Tool to identify kids with alcohol-related developmental disorder

Picture: Wikimedia Commons

Picture: Wikimedia Commons

Published Mar 3, 2019


Researchers have developed a new tool that uses Machine Learning (ML) technology to screen children suffering from a type of developmental and neurobehavioral disorder, caused due to alcohol exposure while in the womb, quickly and at an affordable rate.

It is estimated that millions of children will be diagnosed with foetal alcohol spectrum disorder (FASD). This condition, when not diagnosed early in a child's life, can give rise to secondary cognitive and behavioural disabilities.

FASD is still quite difficult to diagnose. A professional diagnosis can take a long time with the current work taking as much as an entire day.

But, the ML tool, developed by researchers from the University of Southern California (USC) in the US, uses a camera and computer vision to record patterns in children's eye movements as they watch multiple one-minute videos, or look towards or away from a target.

It then identifies patterns that contrast to recorded eye movements by other children who watched the same videos or targets. 

The eye movements outside the norm were flagged by the researchers as children who might be at risk for having FASD and need more formal diagnoses by healthcare practitioners, according to study published in Frontiers in Neurology journal.

"There is not a simple blood test to diagnose FASD. It is one of those spectrum disorders where there is a broad range of the disorder.
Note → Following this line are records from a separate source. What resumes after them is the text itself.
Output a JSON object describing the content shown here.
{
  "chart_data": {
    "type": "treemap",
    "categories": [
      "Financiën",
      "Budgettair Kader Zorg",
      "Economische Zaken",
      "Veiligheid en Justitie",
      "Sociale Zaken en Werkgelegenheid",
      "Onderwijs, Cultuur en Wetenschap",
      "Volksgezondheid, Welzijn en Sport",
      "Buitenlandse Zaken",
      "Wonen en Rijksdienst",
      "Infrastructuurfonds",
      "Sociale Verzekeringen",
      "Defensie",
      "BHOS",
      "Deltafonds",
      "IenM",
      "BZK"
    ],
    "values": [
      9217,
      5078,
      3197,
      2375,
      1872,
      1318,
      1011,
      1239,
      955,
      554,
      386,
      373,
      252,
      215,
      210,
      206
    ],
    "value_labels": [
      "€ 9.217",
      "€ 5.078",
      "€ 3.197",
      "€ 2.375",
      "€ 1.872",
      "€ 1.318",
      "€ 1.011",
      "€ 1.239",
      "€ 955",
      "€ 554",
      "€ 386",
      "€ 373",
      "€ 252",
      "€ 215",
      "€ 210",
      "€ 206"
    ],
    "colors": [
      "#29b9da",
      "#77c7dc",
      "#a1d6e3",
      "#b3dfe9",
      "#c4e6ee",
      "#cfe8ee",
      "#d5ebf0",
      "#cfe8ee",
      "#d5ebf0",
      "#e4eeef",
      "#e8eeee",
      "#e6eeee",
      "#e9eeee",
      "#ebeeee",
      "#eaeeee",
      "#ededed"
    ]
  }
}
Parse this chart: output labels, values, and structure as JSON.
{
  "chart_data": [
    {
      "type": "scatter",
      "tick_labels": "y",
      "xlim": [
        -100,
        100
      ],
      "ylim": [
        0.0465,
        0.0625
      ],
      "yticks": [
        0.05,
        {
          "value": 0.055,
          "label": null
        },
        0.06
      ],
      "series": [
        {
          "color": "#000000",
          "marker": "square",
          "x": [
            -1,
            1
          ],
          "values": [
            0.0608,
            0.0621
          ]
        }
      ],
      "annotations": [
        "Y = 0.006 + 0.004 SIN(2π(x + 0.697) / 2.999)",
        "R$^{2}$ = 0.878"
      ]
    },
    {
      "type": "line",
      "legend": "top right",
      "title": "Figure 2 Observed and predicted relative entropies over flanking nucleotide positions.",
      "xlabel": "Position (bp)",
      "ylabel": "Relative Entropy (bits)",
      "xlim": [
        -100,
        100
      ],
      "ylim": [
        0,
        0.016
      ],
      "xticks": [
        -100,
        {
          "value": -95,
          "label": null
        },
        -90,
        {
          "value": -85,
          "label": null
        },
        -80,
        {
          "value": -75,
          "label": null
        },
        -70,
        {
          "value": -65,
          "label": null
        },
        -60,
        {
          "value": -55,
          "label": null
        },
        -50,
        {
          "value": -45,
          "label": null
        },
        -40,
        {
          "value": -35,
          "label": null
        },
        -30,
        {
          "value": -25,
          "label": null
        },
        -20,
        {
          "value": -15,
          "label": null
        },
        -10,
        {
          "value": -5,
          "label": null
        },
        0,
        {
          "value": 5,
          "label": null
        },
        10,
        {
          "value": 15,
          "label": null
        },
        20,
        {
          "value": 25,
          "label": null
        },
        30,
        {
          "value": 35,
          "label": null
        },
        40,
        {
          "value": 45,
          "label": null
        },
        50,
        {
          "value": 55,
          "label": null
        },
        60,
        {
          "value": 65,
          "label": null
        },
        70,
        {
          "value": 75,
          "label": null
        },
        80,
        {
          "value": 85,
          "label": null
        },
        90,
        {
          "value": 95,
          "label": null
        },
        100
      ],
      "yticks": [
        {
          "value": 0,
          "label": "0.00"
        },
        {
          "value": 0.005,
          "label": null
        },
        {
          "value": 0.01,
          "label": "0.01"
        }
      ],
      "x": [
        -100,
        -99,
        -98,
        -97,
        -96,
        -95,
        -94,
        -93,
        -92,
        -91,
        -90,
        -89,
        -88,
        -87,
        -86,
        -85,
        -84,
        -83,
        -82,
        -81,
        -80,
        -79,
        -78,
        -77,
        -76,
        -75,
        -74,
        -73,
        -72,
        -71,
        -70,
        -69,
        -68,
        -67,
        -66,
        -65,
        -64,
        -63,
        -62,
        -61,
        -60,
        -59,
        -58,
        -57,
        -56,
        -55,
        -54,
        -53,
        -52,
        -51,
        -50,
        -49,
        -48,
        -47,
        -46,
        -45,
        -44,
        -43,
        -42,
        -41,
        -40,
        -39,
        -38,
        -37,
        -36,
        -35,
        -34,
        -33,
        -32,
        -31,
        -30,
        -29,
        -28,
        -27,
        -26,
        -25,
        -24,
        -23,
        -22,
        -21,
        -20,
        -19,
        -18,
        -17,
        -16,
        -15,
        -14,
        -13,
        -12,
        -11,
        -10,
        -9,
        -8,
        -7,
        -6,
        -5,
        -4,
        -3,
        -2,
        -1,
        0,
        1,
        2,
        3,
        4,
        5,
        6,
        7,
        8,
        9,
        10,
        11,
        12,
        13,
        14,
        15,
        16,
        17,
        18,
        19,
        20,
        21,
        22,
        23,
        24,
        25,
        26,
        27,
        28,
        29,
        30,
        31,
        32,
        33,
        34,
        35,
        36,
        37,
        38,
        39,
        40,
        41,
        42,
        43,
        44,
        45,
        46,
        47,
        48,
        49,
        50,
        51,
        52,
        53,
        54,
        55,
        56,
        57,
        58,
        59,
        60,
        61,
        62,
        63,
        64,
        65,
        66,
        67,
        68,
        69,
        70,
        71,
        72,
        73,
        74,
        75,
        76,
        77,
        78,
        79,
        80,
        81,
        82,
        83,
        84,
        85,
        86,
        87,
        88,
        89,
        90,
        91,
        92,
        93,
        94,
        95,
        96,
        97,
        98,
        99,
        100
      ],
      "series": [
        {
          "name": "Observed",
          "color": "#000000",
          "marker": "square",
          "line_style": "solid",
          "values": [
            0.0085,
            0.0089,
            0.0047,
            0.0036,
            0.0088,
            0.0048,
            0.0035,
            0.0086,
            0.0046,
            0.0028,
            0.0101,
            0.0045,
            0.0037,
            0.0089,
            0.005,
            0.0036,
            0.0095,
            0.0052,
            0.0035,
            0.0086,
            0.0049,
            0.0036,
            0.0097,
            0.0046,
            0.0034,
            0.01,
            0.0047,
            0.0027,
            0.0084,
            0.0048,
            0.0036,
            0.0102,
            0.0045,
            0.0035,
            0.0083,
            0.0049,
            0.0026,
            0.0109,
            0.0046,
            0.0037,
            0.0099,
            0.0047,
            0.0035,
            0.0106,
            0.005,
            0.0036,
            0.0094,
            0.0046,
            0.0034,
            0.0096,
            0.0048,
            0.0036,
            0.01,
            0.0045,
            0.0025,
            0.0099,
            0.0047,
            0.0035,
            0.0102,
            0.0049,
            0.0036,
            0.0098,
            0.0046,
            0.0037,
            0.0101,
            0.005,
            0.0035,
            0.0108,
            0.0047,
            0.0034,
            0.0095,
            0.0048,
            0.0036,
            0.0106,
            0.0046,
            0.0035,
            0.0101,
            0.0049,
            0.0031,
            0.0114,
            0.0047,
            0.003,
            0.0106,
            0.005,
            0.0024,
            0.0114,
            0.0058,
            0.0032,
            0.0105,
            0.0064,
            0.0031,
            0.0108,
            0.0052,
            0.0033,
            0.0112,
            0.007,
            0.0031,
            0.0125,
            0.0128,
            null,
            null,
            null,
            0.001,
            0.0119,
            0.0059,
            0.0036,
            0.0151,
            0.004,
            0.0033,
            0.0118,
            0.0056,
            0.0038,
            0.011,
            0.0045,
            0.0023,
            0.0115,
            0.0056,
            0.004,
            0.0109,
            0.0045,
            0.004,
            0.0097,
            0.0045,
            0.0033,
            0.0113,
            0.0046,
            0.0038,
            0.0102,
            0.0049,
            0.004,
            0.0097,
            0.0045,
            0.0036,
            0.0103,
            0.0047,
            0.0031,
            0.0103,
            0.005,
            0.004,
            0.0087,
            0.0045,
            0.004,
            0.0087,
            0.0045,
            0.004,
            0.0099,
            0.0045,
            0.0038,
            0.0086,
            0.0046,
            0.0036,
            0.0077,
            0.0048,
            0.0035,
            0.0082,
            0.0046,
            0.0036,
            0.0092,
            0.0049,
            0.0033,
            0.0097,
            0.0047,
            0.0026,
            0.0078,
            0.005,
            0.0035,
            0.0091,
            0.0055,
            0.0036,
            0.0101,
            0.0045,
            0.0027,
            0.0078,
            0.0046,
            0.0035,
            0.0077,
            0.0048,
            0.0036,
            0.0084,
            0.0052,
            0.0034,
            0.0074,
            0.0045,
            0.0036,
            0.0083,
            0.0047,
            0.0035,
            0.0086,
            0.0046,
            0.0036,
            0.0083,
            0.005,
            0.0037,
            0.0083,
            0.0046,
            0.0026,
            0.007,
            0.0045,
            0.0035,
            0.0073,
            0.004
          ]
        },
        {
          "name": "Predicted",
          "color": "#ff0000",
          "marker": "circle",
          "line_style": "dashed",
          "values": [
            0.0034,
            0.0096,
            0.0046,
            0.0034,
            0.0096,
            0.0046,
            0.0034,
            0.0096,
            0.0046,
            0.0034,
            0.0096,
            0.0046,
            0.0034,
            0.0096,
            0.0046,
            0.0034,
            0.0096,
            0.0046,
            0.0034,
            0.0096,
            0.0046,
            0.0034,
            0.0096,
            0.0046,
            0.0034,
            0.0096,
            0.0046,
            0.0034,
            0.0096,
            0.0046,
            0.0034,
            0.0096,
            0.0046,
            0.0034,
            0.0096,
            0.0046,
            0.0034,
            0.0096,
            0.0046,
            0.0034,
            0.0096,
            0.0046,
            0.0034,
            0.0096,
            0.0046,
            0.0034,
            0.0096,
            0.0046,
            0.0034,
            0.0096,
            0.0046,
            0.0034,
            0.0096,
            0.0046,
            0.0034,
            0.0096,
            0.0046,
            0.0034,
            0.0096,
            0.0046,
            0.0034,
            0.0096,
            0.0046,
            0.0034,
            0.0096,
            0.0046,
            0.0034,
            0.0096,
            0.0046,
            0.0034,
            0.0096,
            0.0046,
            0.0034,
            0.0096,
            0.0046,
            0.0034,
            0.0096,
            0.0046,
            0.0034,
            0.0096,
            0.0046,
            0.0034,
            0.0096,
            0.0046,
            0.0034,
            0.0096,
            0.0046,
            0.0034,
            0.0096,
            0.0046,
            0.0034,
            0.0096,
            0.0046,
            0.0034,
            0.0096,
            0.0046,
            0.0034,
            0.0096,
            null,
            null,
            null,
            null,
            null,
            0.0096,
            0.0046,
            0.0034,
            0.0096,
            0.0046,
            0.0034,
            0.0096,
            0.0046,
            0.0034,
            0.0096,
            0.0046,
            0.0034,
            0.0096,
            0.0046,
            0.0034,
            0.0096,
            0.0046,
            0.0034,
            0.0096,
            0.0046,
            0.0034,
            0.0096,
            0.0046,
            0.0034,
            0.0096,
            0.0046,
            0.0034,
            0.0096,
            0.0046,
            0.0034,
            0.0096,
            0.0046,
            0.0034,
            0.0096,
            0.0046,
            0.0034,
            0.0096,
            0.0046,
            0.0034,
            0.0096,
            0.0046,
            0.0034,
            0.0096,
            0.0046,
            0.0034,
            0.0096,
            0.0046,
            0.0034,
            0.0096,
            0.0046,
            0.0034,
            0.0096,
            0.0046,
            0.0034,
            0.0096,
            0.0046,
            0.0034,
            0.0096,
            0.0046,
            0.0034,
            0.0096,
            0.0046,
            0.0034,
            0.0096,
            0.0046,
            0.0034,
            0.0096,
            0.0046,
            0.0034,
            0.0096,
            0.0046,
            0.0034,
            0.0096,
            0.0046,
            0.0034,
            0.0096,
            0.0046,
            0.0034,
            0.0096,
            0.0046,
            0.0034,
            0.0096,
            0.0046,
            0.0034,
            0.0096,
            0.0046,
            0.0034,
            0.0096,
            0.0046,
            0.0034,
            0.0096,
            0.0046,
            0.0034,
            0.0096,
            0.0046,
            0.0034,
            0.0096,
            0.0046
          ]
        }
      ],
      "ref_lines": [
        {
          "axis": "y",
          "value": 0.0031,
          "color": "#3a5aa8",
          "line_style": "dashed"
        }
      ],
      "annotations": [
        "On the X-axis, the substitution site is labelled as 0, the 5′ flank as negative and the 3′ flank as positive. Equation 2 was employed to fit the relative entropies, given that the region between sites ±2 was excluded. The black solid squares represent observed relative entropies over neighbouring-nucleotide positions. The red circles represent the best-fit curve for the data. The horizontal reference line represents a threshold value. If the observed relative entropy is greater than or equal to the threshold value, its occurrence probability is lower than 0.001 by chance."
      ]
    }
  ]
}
It is medically very challenging and it is co-morbid with other conditions," said Laurent Itti, Professor at the USC. 

"The new screening procedure only involves a camera and a computer screen, and can be applied to very young children. It takes only 10 to 20 minutes and the cost should be affordable in most cases," added Chen Zhang from the varsity. 

While this computer vision tool is not intended to replace full diagnosis, it could provide important feedback so that parents can ensure that their children are seen by professionals and receive early cognitive learning and potentially behavioural interventions, the researchers noted.